In this lesson you will learn how to use the idiom 'dig your heels in' in your conversations.
Kenny: Let's talk about the idiom 'dig your heels in' today.
Ross: Yes Kenny, 'dig your heels in' means that you refuse to change your opinion or plan, even if someone is really trying to make you do so.
Kenny: Right! If you dig your heels in, it means you are stubborn about your own decision.
Ross: That's it! For example: we wanted to go out on Freda's birthday, but she dug her heels in and we had to celebrate it at home.
Kenny: Hmm...I don't see a problem. After all it's her birthday! We should not dig our heels in when it comes to deciding about someone else's party.
Ross: Maybe. Anyways, 'to dig one's heels in' means to resist something very firmly, especially when somebody is insisting that you should do something else.

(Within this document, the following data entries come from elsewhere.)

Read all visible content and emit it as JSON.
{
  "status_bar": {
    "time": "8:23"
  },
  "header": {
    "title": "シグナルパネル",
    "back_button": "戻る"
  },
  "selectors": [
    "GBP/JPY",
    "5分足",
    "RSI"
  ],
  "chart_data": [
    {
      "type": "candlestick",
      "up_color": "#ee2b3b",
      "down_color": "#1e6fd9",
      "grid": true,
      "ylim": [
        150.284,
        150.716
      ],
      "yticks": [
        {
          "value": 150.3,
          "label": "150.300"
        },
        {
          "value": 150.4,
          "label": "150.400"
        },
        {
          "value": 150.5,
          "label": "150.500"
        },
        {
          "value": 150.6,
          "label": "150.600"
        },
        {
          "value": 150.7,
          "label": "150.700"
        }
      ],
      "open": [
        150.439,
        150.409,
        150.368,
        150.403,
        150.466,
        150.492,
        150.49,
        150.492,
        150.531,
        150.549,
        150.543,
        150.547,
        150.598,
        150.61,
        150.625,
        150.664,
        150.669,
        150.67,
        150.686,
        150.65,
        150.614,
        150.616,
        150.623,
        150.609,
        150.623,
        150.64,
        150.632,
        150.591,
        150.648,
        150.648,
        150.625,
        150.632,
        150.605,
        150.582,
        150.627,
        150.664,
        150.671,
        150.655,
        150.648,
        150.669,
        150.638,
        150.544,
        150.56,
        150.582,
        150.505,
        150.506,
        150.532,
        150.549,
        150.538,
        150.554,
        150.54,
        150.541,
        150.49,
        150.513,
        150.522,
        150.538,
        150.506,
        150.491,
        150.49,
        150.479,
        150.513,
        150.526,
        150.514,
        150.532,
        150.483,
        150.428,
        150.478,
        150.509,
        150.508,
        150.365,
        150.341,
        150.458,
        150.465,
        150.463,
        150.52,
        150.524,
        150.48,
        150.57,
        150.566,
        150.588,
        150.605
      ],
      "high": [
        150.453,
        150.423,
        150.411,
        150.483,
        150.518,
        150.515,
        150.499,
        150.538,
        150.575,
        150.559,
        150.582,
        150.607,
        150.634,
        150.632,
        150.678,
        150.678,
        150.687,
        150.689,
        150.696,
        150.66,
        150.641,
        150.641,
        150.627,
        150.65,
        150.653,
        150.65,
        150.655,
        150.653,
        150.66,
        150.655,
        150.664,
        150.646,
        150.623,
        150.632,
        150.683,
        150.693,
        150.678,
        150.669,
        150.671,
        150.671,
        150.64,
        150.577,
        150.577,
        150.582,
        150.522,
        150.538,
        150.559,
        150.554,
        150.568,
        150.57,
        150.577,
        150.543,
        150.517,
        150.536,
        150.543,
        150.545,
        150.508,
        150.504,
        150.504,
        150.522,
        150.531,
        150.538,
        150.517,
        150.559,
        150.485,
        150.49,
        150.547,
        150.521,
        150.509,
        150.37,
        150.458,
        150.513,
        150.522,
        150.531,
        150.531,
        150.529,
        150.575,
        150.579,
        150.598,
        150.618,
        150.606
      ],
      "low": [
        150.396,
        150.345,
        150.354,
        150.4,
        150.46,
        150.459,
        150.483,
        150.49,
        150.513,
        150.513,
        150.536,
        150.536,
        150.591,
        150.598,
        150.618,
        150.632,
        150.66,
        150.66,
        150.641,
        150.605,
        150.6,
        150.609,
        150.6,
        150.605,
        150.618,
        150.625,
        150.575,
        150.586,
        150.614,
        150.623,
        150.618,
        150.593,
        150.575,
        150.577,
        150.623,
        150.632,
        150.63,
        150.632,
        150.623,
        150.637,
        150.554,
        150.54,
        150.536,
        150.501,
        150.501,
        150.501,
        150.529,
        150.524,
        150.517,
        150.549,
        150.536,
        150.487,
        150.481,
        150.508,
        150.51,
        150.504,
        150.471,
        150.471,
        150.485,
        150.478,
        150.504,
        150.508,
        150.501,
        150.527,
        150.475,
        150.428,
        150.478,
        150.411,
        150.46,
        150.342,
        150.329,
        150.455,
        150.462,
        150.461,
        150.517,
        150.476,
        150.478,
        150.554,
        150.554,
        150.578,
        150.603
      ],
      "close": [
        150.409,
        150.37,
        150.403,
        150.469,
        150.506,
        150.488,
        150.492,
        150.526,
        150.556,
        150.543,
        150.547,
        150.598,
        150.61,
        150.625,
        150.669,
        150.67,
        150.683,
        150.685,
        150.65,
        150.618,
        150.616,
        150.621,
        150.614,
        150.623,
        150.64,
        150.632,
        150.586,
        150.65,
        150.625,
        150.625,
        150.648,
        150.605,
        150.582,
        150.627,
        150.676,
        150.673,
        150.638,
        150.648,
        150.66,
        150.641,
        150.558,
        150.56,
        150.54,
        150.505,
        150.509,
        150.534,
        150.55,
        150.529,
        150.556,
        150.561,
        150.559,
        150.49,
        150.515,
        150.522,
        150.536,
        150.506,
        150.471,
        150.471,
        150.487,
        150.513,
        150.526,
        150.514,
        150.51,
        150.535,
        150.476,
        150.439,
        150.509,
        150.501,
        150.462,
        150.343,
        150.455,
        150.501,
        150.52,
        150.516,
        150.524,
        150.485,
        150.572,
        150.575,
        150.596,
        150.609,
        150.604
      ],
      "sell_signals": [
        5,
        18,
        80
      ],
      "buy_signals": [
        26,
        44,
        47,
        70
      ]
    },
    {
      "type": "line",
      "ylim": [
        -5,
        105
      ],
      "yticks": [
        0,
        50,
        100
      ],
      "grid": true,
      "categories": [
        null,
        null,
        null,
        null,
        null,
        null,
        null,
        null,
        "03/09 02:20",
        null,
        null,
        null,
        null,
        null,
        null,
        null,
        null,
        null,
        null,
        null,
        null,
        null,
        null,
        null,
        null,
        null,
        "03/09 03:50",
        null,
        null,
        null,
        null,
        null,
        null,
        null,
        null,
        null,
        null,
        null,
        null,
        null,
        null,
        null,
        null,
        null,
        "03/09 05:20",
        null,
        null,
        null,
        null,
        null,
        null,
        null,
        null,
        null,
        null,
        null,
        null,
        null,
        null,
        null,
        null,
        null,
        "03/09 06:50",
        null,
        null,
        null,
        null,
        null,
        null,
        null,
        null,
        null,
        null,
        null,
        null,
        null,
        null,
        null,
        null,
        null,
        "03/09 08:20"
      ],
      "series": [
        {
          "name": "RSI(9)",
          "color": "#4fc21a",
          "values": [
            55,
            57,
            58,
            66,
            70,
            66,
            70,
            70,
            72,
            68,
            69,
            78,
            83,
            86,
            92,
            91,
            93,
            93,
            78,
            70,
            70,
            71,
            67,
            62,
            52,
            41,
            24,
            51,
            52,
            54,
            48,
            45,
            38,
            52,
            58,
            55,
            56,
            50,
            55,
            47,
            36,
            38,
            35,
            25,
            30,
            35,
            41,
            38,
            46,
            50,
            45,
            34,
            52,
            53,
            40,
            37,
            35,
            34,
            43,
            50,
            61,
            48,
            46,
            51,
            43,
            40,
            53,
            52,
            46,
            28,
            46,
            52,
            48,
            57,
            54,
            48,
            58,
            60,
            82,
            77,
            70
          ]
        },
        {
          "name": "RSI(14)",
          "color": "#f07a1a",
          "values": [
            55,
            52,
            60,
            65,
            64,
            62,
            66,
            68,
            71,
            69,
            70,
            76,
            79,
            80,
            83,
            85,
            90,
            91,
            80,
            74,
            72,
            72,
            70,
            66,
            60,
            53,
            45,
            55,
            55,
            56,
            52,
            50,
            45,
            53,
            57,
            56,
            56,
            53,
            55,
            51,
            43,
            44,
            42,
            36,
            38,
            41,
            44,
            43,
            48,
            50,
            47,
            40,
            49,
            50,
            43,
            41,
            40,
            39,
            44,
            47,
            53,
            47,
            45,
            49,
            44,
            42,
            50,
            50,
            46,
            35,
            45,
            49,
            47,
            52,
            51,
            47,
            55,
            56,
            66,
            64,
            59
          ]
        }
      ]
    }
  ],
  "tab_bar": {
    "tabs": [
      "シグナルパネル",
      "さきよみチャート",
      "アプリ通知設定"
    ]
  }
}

Kenny: Should we listen to some conversations now?
Jim: Maria! Why aren't you ready?
Maria: Didn't you hear me the first time? I'm not going anywhere today!
Jim: C'mon honey! Don't dig your heels in like that! You know the guys will be waiting for us...
Maria: This is so unfair! I want to go out on Saturday, not today!
Jim: Alright! I give up. We won't go out today.
Kenny: Hey dude. We waited for you yesterday.
Jim: Man, I tried to persuade Maria to come, but she dug her heels in.
Kenny: Yeah, that's fine. You need to spend some time with your family too.
Jim: I do it, buddy. She's happy.
Ross: Wow, Maria! You look great in that dress! How much did it cost?
Maria: Thank you, Ross. I paid $150 for it.
Ross: Oh! It's expensive!
Maria: Yeah! I didn't even want to buy it. But Jim dug his heels in and bought it for me.
Ross: Jim is a great husband. You're a lucky girl!